El paradigma lingüístico se asentaba en el crédito de la palabra gracias a la
acreditación, precisamente, de la Lingüística como Ciencia referente en el panorama
científico continental; el canon moral situaba entre el Holocausto y en el
anti-nazismo la horquilla ética que separaba el Mal y el Bien; y la bipolaridad
Este-Oeste, socialismo-capitalismo, señalaba el principio geopolítico por
excelencia, donde tal alteridad garantizaba una pugna por la hegemonía
intelectual y moral, parcialmente compensada o equilibrada entre ambos
universos.
Empero, tras la consunción de la Unión Soviética,
los nuevos tiempos sobrevenidos por la desregulación de los mercados financieros
por Ronald Reagan; más la inhumana conducta de sucesivos Gobiernos de Israel,
reproduciendo técnicas semejantes a las genocidas aplicadas en su día por el
nazismo contra su castigado pueblo; así como la degradación y el descrédito del
valor de la palabra, herida por el constreñimiento expresivo impuesto por los
formatos de la telemática a las impropiamente denominadas, por su implícito
narcisismo, redes sociales -reducido a centenar y medio de caracteres- así como
por la denominada corrección política y la posverdad -formas sofisticadas de la
mentira- generó la sustitución del homo/fémina linguïsticus por el homo/fémina
informaticus… acompañada de toda esta liquidación paradigmática, que ha sumido
en el desconcierto a buena parte de los medios donde comparecen los
intelectuales europeos, con los consabidos efectos sobre los escenarios
intelectuales españoles.
Un olvido fatal
Entre los motivos subjetivos de la degradante
hecatombe que ha desmedulado la labor histórica de los intelectuales y fruto de
la presión de aquellas condiciones objetivas arriba descritas, cabe destacar la
alteración, por parte de numerosos, entre sus exponentes, de la condición de
intelectual para transformarla en un mero trampolín de medro social. Trepar individualmente
en la escala social desplazó y desplaza, como meta, cualquier otro objetivo
para muchos de cuantos hoy, sin serlo, se reclaman intelectuales.

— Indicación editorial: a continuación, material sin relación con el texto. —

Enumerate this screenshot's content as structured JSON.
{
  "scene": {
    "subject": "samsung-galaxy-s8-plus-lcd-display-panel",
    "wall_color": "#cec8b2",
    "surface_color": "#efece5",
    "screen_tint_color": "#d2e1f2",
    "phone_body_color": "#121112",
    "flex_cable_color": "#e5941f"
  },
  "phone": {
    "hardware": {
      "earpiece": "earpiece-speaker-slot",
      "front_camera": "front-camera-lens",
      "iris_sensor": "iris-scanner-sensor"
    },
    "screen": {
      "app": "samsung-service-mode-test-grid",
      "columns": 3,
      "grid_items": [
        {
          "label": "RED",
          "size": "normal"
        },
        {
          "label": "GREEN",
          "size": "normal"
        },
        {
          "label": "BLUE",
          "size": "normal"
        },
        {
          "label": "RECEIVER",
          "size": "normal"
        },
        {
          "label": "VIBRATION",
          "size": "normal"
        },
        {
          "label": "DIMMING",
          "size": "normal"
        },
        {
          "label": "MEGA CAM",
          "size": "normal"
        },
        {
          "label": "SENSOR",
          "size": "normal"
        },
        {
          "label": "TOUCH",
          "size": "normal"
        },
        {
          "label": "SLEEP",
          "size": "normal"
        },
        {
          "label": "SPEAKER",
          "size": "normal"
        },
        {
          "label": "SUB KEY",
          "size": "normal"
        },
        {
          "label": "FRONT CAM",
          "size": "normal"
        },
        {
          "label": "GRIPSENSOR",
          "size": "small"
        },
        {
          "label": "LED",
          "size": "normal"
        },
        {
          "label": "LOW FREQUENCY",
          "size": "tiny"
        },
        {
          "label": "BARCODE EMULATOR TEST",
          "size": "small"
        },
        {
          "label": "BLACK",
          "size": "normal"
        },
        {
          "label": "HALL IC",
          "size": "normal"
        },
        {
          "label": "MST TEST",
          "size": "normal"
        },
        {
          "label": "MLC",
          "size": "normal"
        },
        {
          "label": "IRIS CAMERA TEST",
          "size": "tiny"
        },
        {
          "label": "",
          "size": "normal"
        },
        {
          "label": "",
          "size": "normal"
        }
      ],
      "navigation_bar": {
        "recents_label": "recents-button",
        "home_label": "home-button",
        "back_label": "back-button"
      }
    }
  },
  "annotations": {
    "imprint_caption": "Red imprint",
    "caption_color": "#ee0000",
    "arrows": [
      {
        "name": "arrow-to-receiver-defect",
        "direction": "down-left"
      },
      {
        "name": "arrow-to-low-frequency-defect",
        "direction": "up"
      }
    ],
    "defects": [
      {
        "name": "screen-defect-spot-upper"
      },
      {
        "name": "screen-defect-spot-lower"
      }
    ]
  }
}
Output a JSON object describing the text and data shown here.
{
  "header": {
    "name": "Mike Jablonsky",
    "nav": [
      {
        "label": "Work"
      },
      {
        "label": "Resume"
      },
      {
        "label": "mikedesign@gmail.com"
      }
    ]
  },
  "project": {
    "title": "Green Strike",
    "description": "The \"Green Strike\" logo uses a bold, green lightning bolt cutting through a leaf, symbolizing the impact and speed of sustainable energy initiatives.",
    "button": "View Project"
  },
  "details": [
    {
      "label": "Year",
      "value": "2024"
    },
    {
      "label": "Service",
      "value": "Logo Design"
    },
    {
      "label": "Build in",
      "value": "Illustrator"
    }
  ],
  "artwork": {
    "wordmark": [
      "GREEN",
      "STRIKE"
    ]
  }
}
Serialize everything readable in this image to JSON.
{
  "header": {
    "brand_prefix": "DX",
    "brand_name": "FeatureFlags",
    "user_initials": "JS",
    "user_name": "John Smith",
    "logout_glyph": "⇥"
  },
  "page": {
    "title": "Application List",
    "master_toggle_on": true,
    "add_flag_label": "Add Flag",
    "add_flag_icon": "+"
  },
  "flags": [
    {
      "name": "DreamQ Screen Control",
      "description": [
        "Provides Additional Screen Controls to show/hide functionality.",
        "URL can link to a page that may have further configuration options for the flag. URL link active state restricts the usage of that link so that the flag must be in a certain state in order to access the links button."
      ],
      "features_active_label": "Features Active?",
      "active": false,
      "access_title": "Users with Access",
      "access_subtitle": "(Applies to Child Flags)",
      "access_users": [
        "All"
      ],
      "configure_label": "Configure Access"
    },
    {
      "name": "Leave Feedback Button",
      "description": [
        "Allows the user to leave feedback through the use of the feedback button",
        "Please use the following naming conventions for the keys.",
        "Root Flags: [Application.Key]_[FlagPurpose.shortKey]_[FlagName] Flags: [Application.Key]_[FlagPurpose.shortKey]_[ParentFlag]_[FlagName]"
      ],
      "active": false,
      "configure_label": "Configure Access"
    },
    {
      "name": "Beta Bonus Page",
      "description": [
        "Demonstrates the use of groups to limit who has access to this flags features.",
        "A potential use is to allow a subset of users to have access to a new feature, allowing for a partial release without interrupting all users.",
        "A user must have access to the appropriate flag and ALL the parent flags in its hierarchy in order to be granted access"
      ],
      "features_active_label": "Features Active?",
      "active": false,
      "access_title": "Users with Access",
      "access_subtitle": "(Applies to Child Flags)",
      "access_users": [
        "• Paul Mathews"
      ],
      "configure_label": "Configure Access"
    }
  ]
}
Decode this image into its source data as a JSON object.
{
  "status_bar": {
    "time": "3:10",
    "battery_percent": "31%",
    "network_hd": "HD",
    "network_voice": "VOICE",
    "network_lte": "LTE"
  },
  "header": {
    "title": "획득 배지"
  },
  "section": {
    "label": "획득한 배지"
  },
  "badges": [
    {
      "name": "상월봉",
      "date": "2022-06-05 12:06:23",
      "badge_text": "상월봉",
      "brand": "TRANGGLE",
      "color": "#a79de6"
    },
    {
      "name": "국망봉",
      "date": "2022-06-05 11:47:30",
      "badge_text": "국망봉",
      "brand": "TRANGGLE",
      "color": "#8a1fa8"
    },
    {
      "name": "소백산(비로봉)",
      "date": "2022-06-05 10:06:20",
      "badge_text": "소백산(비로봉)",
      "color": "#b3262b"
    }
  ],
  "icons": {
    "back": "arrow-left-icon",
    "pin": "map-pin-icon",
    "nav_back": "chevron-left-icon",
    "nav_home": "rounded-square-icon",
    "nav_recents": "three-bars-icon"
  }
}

En el mundo profesional, señaladamente en los del
Periodismo, el espacio editorial y el académico, también en el científico-técnico,
tan vinculados a la sustancia o a la difusión del quehacer intelectual, esto
fue y es un síntoma incesante: el olvido de la extracción social de origen, no
burguesa, una vez que se adquieren puestos preeminentes de responsabilidad
sobre contenidos informativos, de opinión, editoriales y científicos. Esto se
convierte para muchos en la garantía del afincamiento individual en una nueva y
superior posición social. Desde luego, la promoción social y económica es un
derecho plenamente legítimo por el cual es, además, urgente y necesario pugnar;
pero su precio no puede fijarse nunca a costa de implicar la renuncia a la
defensa de los intereses de las clases mayoritarias de las cuales el
periodista, el científico, el funcionario, el profesional, suelen proceder. Por
consiguiente, la función de crítica social hacia el poder -que preside el
comportamiento profesional en numerosas ramas de la vida activa- desaparece
generalmente de las prácticas de los responsables profesionales así cooptados,
y promocionados, que no solo abdicaban y abdican a escala personal del
compromiso con la fiscalización crítica de los poderosos, sino que, además,
impiden que otros intelectuales, sin contaminar, accedan a las publicaciones,
al éter, a la imagen o a las cátedras con sus bagajes críticos, reflexivos y
movilizantes. Igual sucede con los responsables de grandes editoriales o en los
principales centros de enseñanza. Por su parte, los profesionales de extracción
alto-burguesa no desclasados, no necesitaron renunciar a nada pues, para
conservar su estatus y sus posiciones de poder, les basta con perpetuar el
discurso dominante propio de sus intereses.
Chantajes
Todo esto admite matices, desde luego, así como
excepciones individuales, pero la corriente general, la que ha devaluado los
contenidos periodísticos y científico-académicos hasta extremos insólitos,
desconocidos, muestra muchos de los elementos descritos. El capital financiero
ha conseguido desvirtuar casi al completo la función social de los
intelectuales y de la Prensa, principal difusora de sus mensajes, para imponer
su discurso mediante el chantaje publicitario, entre otros sistemas
coercitivos, olvidando, de manera suicida, que la publicidad debe buscar
soportes informativos veraces, como los que la Prensa procura o debiera
procurar, para acreditarla, ya que la Publicidad no puede acreditar sus
mensajes por sí misma. De esta manera, quien no transige con tal discurso, es
expulsado del circuito mediático, profesional o académico, sellado así a toda
manifestación del pensamiento crítico.
Qué decir del mundo editorial o el del Cine, que
sepulta en el subdesarrollo a l@s escritor@s de más valía y prestigia a l@s más
triviales, hundiendo la creatividad literaria y cinematográfica, transformada
en mero negocio a beneficio de distribuidores amorales y/o analfabetos: a la
postre, solo producen textos o filmes trufados de violencia, de armas,
machos-alfa, de mensajes machistas, imperialistas y racistas, de policías que
se toman la justicia por su mano y que desprecian la democracia y las leyes…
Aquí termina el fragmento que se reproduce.